Intended Learning Outcomes

At the end of the unit, students will be able to:

1. articulate, compare and critique alternative theoretical accounts of moral responsibility, retribution, and forgiveness

2. understand competing approaches to thinking about happiness and its relationship to the good life

3. think critically about some of the ways that social circumstances either promote or discourage human flourishing.

Students will have:

4. engaged thoughtfully with several classic works of literature and philosophy, and will be able to:

5. articulate their central themes.

Finally, they will be able to:

6. analyse both literary and philosophical pieces through close attention to text, compositional structure and rhetoric.

Teaching Information

10 weekly 1-hr lectures, plus 10 weekly 1-hr seminars; 20 minutes feedback on formative essay

Assessment Information

by exam: 3 questions in 3 hours

The exam will be designed to test intended learning outcomes (1), (2), (3), (5) and (6).

Reading and References

  • Aristotle, Poetics.
  • Wright, Richard. (2008 [1940]).
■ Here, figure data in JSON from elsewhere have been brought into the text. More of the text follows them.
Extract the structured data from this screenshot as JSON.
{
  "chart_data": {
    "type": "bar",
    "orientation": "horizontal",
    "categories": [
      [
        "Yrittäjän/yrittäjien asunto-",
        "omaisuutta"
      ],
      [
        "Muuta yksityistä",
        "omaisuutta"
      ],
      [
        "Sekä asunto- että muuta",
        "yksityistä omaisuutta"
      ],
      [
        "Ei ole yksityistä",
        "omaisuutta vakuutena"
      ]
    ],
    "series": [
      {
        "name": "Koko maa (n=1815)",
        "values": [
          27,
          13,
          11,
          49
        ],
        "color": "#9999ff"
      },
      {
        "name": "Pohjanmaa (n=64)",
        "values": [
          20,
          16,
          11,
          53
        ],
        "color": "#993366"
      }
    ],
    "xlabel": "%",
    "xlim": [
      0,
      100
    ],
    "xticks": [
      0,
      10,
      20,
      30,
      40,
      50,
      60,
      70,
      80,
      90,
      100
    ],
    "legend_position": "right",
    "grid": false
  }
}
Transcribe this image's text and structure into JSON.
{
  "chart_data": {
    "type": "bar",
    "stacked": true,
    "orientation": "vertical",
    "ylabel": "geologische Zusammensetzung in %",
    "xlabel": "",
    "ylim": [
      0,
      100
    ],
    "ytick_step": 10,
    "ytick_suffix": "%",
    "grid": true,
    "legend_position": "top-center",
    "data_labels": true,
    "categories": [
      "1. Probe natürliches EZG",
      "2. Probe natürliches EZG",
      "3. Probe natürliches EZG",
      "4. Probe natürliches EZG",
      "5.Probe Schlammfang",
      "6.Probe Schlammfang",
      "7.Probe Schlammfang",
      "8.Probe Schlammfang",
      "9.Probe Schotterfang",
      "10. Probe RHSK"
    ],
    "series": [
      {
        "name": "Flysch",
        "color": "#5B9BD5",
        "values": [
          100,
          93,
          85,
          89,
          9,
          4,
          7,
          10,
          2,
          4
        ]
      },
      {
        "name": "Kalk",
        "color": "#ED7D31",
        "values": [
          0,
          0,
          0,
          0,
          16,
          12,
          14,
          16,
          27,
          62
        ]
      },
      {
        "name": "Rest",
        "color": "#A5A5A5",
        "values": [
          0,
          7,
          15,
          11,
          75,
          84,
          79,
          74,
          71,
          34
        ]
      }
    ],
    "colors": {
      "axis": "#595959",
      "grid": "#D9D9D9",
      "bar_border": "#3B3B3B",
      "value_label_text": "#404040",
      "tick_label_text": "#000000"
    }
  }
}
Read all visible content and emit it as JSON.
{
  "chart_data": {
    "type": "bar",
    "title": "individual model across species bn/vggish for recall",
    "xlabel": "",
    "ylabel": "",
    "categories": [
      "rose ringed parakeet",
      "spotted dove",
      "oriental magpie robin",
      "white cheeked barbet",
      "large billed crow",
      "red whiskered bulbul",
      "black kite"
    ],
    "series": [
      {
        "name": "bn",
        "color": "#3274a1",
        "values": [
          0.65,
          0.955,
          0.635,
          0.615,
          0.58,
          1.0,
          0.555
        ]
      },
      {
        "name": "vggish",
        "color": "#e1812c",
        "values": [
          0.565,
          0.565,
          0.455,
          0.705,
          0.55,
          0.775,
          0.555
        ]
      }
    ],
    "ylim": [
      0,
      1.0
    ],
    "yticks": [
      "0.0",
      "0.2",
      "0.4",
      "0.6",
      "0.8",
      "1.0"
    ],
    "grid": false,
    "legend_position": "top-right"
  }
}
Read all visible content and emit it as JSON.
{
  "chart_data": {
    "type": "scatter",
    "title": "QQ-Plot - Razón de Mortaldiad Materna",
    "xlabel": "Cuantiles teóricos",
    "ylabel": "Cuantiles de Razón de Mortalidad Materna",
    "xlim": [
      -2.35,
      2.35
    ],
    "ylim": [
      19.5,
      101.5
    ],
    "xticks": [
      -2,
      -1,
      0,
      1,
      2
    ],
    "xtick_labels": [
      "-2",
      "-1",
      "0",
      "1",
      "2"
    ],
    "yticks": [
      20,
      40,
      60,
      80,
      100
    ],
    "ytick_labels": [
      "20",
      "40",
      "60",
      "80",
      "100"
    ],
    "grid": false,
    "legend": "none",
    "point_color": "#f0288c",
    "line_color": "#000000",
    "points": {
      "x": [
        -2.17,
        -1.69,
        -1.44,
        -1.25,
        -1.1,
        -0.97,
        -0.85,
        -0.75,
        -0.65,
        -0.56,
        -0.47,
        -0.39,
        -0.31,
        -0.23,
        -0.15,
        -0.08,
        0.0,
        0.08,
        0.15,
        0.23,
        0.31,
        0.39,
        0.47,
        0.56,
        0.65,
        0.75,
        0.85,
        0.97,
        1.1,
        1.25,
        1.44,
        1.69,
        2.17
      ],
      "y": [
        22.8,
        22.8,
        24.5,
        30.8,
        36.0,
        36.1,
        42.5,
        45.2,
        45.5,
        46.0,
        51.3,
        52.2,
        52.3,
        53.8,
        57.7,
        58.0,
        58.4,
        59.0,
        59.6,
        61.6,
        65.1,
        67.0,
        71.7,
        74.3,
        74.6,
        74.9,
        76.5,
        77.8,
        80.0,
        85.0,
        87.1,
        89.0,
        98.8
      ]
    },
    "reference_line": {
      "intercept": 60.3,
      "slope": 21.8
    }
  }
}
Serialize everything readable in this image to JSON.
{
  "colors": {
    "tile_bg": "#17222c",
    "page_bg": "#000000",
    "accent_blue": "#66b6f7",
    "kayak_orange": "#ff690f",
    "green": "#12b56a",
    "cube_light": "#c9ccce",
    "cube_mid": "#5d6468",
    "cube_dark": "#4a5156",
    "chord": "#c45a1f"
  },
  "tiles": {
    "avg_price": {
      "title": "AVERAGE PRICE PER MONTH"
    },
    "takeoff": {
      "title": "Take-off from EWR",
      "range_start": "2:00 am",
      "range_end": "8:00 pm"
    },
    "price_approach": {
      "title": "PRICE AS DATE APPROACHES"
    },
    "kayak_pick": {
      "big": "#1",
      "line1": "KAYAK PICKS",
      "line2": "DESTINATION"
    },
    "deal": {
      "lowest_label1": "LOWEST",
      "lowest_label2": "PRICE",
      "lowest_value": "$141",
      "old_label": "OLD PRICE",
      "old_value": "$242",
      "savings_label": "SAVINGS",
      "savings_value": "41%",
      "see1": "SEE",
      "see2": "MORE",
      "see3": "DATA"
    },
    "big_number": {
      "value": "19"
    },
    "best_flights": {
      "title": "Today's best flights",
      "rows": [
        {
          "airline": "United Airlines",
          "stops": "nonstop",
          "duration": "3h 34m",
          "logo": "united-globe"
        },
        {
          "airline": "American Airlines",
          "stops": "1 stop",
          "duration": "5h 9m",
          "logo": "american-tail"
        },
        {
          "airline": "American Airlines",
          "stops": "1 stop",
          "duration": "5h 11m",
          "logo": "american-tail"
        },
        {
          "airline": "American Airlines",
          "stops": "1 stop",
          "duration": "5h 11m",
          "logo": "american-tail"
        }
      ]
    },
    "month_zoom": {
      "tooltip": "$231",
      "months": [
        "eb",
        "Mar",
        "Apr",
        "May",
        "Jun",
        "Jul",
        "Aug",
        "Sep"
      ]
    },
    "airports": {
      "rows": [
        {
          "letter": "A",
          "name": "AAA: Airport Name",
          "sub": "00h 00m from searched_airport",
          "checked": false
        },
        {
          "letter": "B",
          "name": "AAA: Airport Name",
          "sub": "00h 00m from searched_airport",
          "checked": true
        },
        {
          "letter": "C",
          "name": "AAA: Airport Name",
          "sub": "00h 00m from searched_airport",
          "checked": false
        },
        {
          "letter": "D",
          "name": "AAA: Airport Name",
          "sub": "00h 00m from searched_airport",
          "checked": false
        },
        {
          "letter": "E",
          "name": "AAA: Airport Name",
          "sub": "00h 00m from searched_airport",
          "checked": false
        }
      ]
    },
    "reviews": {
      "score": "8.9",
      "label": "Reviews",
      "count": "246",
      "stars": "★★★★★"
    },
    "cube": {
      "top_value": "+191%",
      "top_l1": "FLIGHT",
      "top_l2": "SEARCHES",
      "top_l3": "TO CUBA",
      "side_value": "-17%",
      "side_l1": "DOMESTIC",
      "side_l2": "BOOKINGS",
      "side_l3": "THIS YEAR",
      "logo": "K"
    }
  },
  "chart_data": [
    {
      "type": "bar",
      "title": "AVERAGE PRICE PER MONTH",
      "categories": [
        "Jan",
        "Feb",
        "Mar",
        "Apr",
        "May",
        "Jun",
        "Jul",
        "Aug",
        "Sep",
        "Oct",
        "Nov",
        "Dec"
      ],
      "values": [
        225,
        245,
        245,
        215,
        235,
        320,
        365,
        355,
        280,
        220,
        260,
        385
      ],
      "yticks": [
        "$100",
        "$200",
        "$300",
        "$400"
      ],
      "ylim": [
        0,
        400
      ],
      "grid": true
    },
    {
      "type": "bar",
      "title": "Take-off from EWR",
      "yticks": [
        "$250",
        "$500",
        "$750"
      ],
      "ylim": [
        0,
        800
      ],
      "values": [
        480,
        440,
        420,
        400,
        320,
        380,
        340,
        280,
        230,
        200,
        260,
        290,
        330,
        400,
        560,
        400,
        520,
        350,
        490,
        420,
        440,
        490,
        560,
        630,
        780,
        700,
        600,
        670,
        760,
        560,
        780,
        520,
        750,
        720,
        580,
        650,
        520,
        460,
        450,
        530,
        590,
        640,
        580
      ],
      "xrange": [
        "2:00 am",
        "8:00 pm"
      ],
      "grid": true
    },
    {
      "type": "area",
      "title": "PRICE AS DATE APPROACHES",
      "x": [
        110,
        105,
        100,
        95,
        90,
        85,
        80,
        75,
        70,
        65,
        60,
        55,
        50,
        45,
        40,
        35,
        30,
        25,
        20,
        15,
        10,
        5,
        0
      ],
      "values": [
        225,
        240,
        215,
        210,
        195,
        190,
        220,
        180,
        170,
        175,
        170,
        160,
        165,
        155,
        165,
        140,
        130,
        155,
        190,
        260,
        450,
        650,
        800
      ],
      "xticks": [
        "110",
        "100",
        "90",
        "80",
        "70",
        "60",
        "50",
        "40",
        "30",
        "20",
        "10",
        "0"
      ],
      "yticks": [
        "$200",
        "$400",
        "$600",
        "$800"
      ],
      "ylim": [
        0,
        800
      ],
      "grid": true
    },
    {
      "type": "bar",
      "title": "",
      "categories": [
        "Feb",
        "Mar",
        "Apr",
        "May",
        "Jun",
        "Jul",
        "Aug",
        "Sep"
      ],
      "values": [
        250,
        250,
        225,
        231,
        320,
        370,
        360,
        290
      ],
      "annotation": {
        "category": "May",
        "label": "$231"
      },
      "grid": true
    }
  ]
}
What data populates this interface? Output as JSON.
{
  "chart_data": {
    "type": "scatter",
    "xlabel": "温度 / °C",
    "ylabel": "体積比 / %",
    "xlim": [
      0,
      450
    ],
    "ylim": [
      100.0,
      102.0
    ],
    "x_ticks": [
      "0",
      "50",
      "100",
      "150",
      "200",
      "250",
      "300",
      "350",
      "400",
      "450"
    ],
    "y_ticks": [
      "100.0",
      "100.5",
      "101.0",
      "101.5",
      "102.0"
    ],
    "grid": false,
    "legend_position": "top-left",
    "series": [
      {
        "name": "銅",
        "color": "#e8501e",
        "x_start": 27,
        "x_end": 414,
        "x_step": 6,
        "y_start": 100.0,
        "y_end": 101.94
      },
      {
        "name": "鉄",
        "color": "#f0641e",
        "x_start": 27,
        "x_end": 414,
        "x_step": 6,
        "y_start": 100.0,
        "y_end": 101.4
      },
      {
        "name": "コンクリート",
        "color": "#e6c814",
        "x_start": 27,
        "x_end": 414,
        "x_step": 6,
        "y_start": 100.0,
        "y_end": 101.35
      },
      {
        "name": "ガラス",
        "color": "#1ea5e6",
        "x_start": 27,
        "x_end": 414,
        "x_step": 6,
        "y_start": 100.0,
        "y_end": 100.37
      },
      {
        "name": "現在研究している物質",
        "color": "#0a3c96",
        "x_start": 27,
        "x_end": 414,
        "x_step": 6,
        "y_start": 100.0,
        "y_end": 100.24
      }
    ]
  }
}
Native Son. London: Vintage Classics.
  • Austen, Jane. (2004 [1811]). Sense and Sensibility. London: Penguin.
  • Watson, Gary (2004). Agency and Answerability. Oxford: Oxford University Press.
  • Fischer, John Martin and Mark Ravizza. (1993) Perspectives on Moral Responsibility. London: Cornell University Press.
  • Griswold, Charles. (2007). Forgiveness. Cambridge: Cambridge University.

In addition to lectures and seminars, we will have a series of movie nights, with screenings of Shakespeare’s The Tempest and The Merchant of Venice, Mozart’s Don Giovanni, Beckett’s Waiting for Godot, Kushner’s Angels in America, and Hank Rogerson’s documentary Shakespeare Behind Bars.